I was reading a blog yesterday in which the writer asked her readers if she was transparent enough or did she think her readers thought her life looked too perfect and I laughed out loud. There is ZERO chance that I give off that impression. I’m sitting in my sweats clutching my coffee like it has some magical powers to pull me out of this sleep deprivation haze that feels like a water boarding hangover. I leave the sweet moments to other well-meaning bloggers; I’m talking to my fellow mommies in the trenches. Parenting is not a Hallmark commercial and even I feel bad sometimes like I’m not baking enough cookies or doing enough arts and crafts with my kids. Yesterday, I watched my daughter help my son Jay do extra homework and I held my breath like I was witnessing animals in the wild and just the sound of my breath would spook them and they’d go back to fighting.

A rare moment of Hannah & Jay playing so nicely together I just had to capture it for those days I hear nothing but fighting.

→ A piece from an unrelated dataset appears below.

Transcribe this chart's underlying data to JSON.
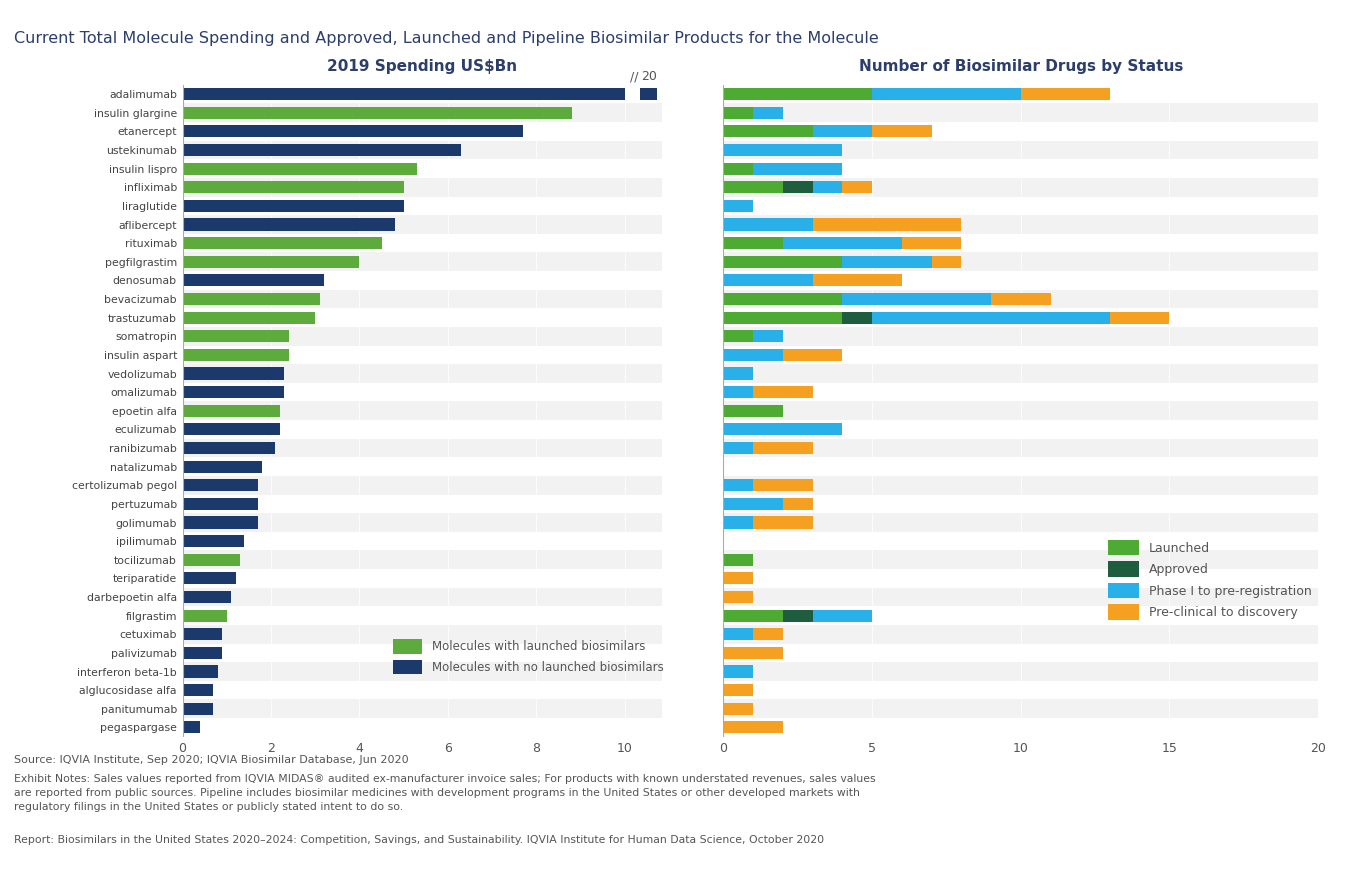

A rare moment of Hannah & Jay playing so nicely together I just had to capture it for those days I hear nothing but fighting.

No Pain, No Gain

Motherhood is not for the faint of heart. Sure there are snuggly, dreamy, heart filling prideful moments. Sure that’s what it’s like, but just cover that in drool from a teething baby and add in a few hallucinations that you’re standing in a ring saying, “Let’s Get Ready To RUUUUMMMMBLE,” every time one child comes to tell you the other hurt him/her. So unfortunately I don’t have anything to offer my readers, except my ability to tell it like it is and maybe a little humor and solidarity. Nobody ever tells you that having kids is like going through navy seal training, but I’ll say it. But hey, “no pain, no gain” and “no risk, no reward.”

A Gift I’d Really LOVE

Some day when I wake up MANY years from now, to an empty and hopefully clean house I know that I’ll be a little sad. Well-rested hopefully, but probably a bit emptier. The kids will be grown up and won’t need me and the only thing waking me up will probably be an overactive bladder. I’ll think back on the adventure/job I signed up for when I had kids. Hopefully my kids won’t be in jail or on a stripper pole, and will only need a little bit of therapy. In all seriousness though, I hope my kids remember that “grumpy mommy” did the best she could, running on little sleep. I hope they know that even though it was extremely hard sometimes, I would choose them over and over again. The REALLY REAL TRUTH is that you never know just how strong you are until you have kids, and you don’t really understand just how unconditional love can be.

So I wish you all the best present a parent on the night shift can get this holiday season – 8 hours of uninterrupted sleep or perhaps some truly magical coffee.